I'm trying to add comments to the field (Schema With Data Definitions), below is the implementation I'm trying.
Tried to with StructType.add()
(code in comments) and also with StructType([ StructField("filed",dtype,boolean,metadata )]
got below error. Not sure this implementation works, Can someone help me here, I'm new to spark.
I'm looking for output(Schema With Data Definitions) like
df.printSchema()
root
|-- firstname: string (nullable = true) comments:val1
|-- middlename: string (nullable = true) comments:val2
|-- lastname: string (nullable = true) comments:val3
|-- id: string (nullable = true) comments:val4
|-- gender: string (nullable = true) comments:val5
|-- salary: integer (nullable = true) comments:val6
error:
IllegalArgumentException: Failed to convert the JSON string '{"metadata":"val1","name":"firstname","nullable":true,"type":"string"}' to a field.

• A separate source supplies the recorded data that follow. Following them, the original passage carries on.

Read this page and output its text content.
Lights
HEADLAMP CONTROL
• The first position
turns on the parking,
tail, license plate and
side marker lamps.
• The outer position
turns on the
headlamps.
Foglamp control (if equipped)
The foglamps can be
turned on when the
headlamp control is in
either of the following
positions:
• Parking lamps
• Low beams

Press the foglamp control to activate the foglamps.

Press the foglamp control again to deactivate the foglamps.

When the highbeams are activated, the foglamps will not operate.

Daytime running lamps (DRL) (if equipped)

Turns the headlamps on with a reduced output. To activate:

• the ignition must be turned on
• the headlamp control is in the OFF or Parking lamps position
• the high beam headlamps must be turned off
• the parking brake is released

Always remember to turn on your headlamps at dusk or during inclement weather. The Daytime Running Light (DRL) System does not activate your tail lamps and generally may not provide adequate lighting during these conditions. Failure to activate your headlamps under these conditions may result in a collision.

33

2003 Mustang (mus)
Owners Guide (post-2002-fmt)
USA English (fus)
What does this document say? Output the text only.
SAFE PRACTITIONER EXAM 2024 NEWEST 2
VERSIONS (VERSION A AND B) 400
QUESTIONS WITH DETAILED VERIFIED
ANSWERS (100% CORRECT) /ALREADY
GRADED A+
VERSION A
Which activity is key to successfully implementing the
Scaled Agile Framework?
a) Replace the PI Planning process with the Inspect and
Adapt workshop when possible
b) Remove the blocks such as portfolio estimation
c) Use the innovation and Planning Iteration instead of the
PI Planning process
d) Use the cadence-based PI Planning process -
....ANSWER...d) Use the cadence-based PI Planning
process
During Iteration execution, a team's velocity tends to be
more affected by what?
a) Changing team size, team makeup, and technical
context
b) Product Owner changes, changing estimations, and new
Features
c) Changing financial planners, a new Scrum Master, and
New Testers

Code Which I'm trying to add comments to the field:
import pyspark
from pyspark.sql import SparkSession
from pyspark.sql.types import StructType,StructField, StringType, IntegerType
spark = SparkSession.builder.master("local[1]") \
.appName('SparkByExamples.com') \
.getOrCreate()
data = [("James","","Smith","36636","M",3000),
("Michael","Rose","","40288","M",4000),
("Robert","","Williams","42114","M",4000),
("Maria","Anne","Jones","39192","F",4000),
("Jen","Mary","Brown","","F",-1)
]
schema = StructType([ \
StructField("firstname",StringType(),True,'val1'), \
StructField("middlename",StringType(),True,'val2'), \
StructField("lastname",StringType(),True,'val3'), \
StructField("id", StringType(), True,'val4'), \
StructField("gender", StringType(), True,'val5'), \
StructField("salary", IntegerType(), True,'val6') \
])
# schema= StructType().add("firstname",StringType(),True,'val1').add("middlename",StringType(),True,'val2') \
.add("lastname",StringType(),True,'val3').add("id", StringType(), True,'val4').add("gender", StringType(), True,'val5').add("salary", IntegerType(), True,'val6')
df = spark.createDataFrame(data=data,schema=schema)
df.printSchema()
df.show(truncate=False)